二つ目、御言葉を聞いて、この心にキリストを示されたと思っても、その方の前に、自分の小ささが見出されなければ、それはまだ、生ける御言葉を聞いたのではありません。

 

履物のひもを解くというのは、奴隷の仕事です。私は、主イエスの奴隷にも価しないと、真の証言者は語るものです。

 

ヨハネの声から聴き取ることのできるこの二つの要素は、かなり重要であると思います。

 

私たちの証の言葉が断片であったとしても、本物の証の言葉であるかどうかは、キリストを語る言葉であるか、キリストを大きくし、自分を小さくする言葉であるかどうかです。

 

これは、旧約から新約への橋渡しであるヨハネだけに、当て嵌まる基準ではありません。
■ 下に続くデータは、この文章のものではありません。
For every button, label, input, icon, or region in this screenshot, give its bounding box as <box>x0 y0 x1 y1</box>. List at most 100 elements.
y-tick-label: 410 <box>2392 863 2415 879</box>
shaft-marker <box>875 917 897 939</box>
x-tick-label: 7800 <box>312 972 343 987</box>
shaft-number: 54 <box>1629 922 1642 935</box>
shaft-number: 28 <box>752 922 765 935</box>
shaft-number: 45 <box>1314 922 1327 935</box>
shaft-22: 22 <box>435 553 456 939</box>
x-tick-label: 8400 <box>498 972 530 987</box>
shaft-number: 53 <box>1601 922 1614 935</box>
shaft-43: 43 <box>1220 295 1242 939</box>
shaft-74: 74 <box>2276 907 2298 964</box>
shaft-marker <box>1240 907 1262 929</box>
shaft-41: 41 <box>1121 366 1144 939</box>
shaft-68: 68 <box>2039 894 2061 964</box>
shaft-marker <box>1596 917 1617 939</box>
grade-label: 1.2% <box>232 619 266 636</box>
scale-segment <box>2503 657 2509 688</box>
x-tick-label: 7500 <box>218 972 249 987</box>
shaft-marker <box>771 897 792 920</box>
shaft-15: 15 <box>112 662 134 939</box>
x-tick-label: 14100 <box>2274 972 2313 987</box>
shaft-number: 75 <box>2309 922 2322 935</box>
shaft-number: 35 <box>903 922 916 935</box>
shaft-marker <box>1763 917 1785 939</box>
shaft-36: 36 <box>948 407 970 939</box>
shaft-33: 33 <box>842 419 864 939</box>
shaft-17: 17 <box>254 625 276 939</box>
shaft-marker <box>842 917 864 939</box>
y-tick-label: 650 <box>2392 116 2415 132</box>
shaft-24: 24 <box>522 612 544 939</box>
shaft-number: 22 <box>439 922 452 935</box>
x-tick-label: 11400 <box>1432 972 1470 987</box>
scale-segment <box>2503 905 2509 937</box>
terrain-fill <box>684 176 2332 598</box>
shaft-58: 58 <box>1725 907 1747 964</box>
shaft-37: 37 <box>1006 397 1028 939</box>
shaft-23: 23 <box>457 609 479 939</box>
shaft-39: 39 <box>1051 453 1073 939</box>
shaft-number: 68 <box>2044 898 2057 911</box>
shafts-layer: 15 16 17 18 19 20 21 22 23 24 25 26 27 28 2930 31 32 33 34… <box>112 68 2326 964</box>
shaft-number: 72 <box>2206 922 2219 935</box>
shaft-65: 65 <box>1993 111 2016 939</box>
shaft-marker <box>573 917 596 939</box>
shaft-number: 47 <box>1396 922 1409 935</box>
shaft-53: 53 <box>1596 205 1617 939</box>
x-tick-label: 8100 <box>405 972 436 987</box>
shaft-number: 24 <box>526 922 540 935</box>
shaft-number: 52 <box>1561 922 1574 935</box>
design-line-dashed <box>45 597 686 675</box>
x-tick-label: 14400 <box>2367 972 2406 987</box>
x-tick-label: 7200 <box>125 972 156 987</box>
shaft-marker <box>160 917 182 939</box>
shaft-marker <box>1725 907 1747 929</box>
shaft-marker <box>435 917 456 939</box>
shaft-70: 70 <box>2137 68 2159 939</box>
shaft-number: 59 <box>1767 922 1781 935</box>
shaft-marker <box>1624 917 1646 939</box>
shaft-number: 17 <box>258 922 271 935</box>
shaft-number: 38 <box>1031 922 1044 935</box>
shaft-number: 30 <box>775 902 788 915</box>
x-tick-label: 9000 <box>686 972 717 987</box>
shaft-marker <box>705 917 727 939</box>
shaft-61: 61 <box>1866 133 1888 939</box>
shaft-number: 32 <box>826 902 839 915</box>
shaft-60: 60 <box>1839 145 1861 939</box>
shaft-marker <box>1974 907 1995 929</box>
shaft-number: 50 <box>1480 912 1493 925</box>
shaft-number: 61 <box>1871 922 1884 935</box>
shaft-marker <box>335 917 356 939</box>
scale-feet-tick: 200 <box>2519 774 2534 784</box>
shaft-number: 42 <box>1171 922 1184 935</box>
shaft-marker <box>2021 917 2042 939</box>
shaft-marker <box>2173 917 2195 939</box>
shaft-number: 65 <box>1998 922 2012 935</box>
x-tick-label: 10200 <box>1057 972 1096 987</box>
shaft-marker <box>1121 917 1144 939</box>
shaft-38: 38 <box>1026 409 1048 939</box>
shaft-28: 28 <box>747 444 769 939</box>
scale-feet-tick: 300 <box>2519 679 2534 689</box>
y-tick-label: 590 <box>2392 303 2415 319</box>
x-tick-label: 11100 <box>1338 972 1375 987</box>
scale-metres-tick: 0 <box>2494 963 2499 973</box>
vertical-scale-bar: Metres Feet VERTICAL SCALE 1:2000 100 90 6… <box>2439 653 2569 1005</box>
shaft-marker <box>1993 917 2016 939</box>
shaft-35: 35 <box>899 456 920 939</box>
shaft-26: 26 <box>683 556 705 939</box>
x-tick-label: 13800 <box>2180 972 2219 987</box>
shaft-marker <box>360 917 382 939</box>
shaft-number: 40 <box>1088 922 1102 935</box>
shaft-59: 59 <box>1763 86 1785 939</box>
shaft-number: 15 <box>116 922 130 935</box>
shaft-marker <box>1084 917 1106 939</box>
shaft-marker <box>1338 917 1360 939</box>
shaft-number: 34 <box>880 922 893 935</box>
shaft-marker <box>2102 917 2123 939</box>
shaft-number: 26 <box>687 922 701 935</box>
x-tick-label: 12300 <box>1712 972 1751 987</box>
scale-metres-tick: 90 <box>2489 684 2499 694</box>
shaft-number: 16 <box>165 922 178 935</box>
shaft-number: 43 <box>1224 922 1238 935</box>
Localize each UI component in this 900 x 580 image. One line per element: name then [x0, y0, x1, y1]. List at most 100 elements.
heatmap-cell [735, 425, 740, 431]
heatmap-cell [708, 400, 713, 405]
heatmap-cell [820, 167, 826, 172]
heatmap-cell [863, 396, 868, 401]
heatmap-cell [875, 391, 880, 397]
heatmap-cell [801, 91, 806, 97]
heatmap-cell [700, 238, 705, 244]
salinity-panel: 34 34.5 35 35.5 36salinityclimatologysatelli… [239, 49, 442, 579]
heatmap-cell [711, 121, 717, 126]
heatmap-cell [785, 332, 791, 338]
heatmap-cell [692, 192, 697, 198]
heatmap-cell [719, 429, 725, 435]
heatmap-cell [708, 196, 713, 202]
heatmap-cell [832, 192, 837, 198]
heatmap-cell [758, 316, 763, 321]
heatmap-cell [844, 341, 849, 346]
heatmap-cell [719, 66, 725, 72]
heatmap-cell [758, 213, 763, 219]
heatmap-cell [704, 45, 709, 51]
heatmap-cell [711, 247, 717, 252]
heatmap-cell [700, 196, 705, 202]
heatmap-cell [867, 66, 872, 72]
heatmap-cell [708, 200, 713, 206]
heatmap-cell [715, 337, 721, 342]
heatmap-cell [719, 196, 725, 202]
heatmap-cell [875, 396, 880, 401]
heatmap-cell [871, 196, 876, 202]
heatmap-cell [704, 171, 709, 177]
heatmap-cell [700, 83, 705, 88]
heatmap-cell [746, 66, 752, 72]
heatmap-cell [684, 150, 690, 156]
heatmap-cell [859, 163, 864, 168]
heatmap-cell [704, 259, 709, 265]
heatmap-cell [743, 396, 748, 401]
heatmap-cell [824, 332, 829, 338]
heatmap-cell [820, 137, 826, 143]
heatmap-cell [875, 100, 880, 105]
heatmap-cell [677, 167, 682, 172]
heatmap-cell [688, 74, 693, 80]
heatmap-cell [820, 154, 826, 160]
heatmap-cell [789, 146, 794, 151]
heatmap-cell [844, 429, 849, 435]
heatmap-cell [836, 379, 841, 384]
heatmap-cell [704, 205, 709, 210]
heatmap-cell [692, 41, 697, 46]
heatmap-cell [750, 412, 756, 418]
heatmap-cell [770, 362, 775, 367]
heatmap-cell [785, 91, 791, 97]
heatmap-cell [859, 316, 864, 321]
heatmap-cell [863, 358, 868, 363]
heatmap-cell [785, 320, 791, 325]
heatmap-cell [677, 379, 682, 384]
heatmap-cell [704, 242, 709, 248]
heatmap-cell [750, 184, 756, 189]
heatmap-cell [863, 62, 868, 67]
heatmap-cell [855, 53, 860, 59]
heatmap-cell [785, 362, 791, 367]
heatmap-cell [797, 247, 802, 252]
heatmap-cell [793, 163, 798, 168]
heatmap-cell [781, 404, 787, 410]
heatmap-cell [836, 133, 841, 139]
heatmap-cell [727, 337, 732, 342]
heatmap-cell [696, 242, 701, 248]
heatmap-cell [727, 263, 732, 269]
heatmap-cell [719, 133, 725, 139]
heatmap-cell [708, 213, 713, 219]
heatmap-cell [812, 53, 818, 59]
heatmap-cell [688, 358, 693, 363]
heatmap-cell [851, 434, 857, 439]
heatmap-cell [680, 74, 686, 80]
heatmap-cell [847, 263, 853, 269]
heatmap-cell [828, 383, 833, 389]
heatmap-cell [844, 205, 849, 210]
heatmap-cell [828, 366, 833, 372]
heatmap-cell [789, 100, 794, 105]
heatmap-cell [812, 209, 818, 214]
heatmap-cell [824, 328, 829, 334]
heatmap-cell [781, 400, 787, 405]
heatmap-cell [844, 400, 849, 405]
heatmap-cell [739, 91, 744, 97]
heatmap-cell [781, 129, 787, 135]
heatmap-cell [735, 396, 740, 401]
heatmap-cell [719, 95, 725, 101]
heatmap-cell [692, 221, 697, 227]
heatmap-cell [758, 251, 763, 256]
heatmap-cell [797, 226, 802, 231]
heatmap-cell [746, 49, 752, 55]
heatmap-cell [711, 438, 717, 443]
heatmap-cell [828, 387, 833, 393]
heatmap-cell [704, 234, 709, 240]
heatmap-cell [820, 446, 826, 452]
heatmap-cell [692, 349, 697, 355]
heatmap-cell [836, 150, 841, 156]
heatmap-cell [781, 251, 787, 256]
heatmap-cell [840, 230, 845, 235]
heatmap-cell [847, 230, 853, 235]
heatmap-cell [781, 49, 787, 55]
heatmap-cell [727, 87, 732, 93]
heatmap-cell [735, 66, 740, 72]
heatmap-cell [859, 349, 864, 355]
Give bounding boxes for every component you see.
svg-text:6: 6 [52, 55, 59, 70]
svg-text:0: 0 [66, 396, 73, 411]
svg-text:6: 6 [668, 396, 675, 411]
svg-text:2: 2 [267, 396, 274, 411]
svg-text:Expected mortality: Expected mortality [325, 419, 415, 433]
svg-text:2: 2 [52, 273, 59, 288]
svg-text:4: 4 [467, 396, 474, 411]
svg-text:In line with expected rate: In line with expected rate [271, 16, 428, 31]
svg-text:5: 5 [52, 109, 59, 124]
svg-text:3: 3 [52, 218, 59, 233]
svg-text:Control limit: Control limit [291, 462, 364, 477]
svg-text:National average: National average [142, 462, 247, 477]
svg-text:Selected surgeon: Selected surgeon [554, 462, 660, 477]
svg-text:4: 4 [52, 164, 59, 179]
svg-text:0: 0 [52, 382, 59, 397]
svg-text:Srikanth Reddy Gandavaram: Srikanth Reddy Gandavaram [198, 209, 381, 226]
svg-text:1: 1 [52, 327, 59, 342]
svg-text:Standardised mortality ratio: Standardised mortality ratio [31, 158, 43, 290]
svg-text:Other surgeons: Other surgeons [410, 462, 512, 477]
ヨハネによる福音書においては、この洗礼者ヨハネは、キリスト教会の代表の位置に置かれています。

 

神の奇跡によって捕らえられ、召し出され、キリストを讃美する者へと造り変えられた証言者の代表、すなわち、キリスト教会の代表です。

 

キリストを大きくし、自分を小さくする。これが私たちキリスト教会です。

 

しかし、これはちっとも惨めなことではありませんし、神の作品である人間の尊厳の否定でもありません。

 

なぜならば、これは神賛美だからです。キリストをほめたたえる喜ばしき賛美の声だからです

 

それは、「わたしたちは皆、この方の満ちあふれる豊かさの中から、恵みの上に、さらに恵みを受けた。」と驚きながら証言すること、「イエスのなさったことは、このほかにも、まだたくさんある。わたしは思う。その一つ一つを書くならば、世界もその書かれた書物を収めきれないであろう」という溢れる賛美だからです。

 

キリストの恵みが大きくて大きくて、キリストの愛が大きくて大きくて、このわたしが証しできるキリストの恵みは、ほんのそのかけらでしかない。わたしが全身全霊を挙げて語る証しの言葉は、ほんの小さな声に過ぎないんだ。

 

もう一度言いますが、これは嘆きの言葉ではありません。賛美の言葉であります。「わたしも、わたしも」と乗り出して語りだす、ヨハネの賛美の言葉であります。

 

また、この福音書を生み出した教会共同体の賛美の言葉であります。そしてこの教会も、そこに集められた私たち自身の証しも、神にささげる賛美の花束に納められた一輪の花です。

 

もう一度このことをよく思い巡らしたいと思います。今ここにおられる恵みのキリストの姿に、もう一度、目を開いて頂きたいと思います。このキリスト集中、キリスト讃美に生きる人間の喜びを、教会であることの醍醐味を、神の助けを頂いて、味わって生きたいと願います。